WASHINGTON — A growing number of Americans age 40 and older think Medicare should cover the costs of long-term care for older adults, according to a poll conducted by the Associated Press-NORC Center for Public Affairs Research.

That option is unlikely to gain much traction as President Trump’s administration and Republicans in Congress look to cut the federal budget and repeal President Barack Obama’s 2010 health care law. Most older Americans mistakenly believe they can rely on Medicare already for such care, the poll shows, while few have done much planning for their own long-term care.

More than half of older Americans – 56 percent – think the federal government should devote a great deal or a lot of effort to helping people with the costs of long-term care, and another 30 percent think it should make a moderate effort to do so.

According to the poll, 56 percent of Americans age 40 and over think Medicare should have a major role in paying for ongoing living assistance, up from 39 percent who said so in 2013. Majorities of both Democrats and Republicans now think Medicare should bear a large part of the burden.

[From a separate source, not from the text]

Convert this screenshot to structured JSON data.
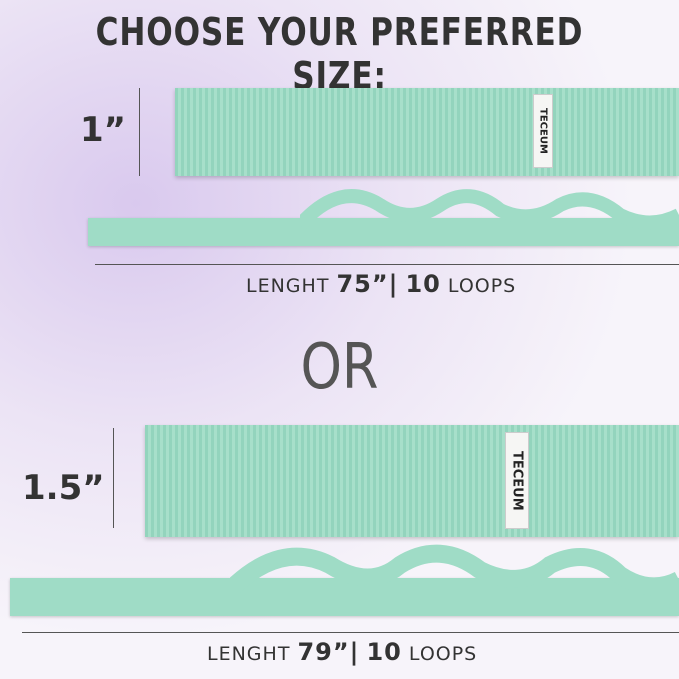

The poll has other signs of growing support for government involvement in providing long-term care. Seventy percent of older Americans say they favor a government-administered long-term care insurance program, up from 53 percent who said so a year ago. Most also favor tax policies to encourage long-term care planning, including tax breaks to encourage saving for long-term care and the ability to use nontaxable accounts like 401(k)s and IRAs to pay for long-term care insurance premiums. Most also favor tax breaks for people who provide care to family members and employers who give paid family leave to workers.

But just 25 percent would favor requiring individuals to purchase long-term care insurance, perhaps echoing opposition to the individual mandate to buy insurance that has long been the least popular part of the 2010 health care law.

The poll suggests many Americans have misconceptions about current government aid to pay for living assistance. Fifty-seven percent plan to rely on Medicare quite a bit or completely for their own ongoing living assistance if and when they need it, even though Medicare does not cover most nursing care or home health aides. Just 25 percent plan to rely on Medicaid. Medicaid is much more likely to pay for long-term care, but is only available to lower income and disabled individuals and families.

Two-thirds of Americans age 40 and up say they’ve done little or no planning for their own long-term care needs. In fact, the survey shows that if anything, older Americans feel less prepared for the costs of care than they have in recent years. Just 15 percent say they’re very or extremely confident that they’ll have the financial resources they need to pay for any ongoing living assistance, down from 27 percent who said so in 2013.